I binge on TV shows. I love TV bingeing.

Actually, I binge on all types of media. I binge on social media (a hazard of the job really), movies, and especially television shows. And when winter hits, especially after getting all new bedding for Christmas like I did this year, all I want to do is curl up in my comfy bed with my dog and Netflix. And this year has been no exception.

I may have (definitely did) watched all 6 seasons of Lost in the last month, and 3 of those were in the last week. (Because I don’t have self-control!) Did I choose a show that encourages this with a million mysteries? Probably. Is it actually crazy that I did this? Yes!

I know I’m not the only one who does this, but I have to say that I feel awful now. Is this partly because I wasn’t completely satisfied with the ending? Probably (sorry Lost lovers!). Is it because I stayed up ‘til 3 a.m. to finish it before work? Totally.

But it’s also because it has been emotionally draining! Investing that much thought for days and hours in a row, especially in characters experiencing some serious drama, has been exhausting. I’ve felt the stress of their lives on top of my shoulders for the last three weeks. I may or may not have spent an unhealthy amount of time crying about people that aren’t real for the last day. That’s completely crazy!

Not to mention there’s a physical toll. Lack of sleep, check. Shoulders aching from stress, check. Back nearly out from sitting still for 8-hour blocks at a time, check. Puffy eyes and stuffed nose, check. An unhealthy level of Doritos in my body, check.

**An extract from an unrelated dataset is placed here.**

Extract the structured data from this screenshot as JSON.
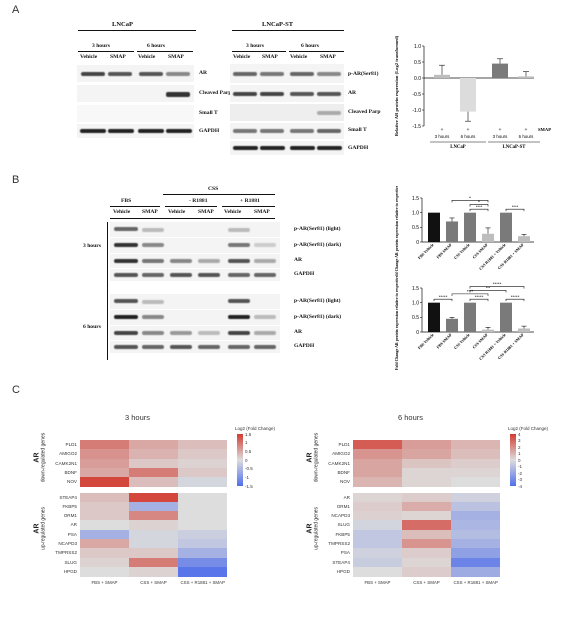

And guess what, this is bad for you! Science says so!

Scientists have compared sitting still for long periods to smoking. In this Huffington Post article, Dr. James Levine is quoted as saying, “Sitting is more dangerous than smoking, kills more people than HIV and is more treacherous than parachuting. We are sitting ourselves to death. “

I sit all day at work, I’m hunched over my phone using my own and my job’s social media 24/7, and then I binge on TV in my bed all winter long. And all this sitting increases my risk of obesity, type 2 diabetes, muscular problems, and depression, and it can even lower my energy.  (See infographic below.)

And all this hunching over and staring at screens increases the risk for bad posture, back problems, carpal-tunnel, neck strain, and eye problems. The Atlantic recently highlighted a study about the scary amount of time we let our kids stare at screens, much more than the recommended 2 hour a day max, increasing their risk of all of those problems. And at this rate, I personally am spending at least 15 hours of my day with a screen, and that’s actually being generous for my time offline.

This brings me back to my goals for 2015, to spend less time on my devices and to do other activities more often, like reading for fun and yoga. There are also ways to get around your schedule, like standing desks and their many benefits. Time to refocus and get up!

Can I promise I will never TV binge again? Absolutely not. Can I give you a big list of reasons we should all do this less? Absolutely!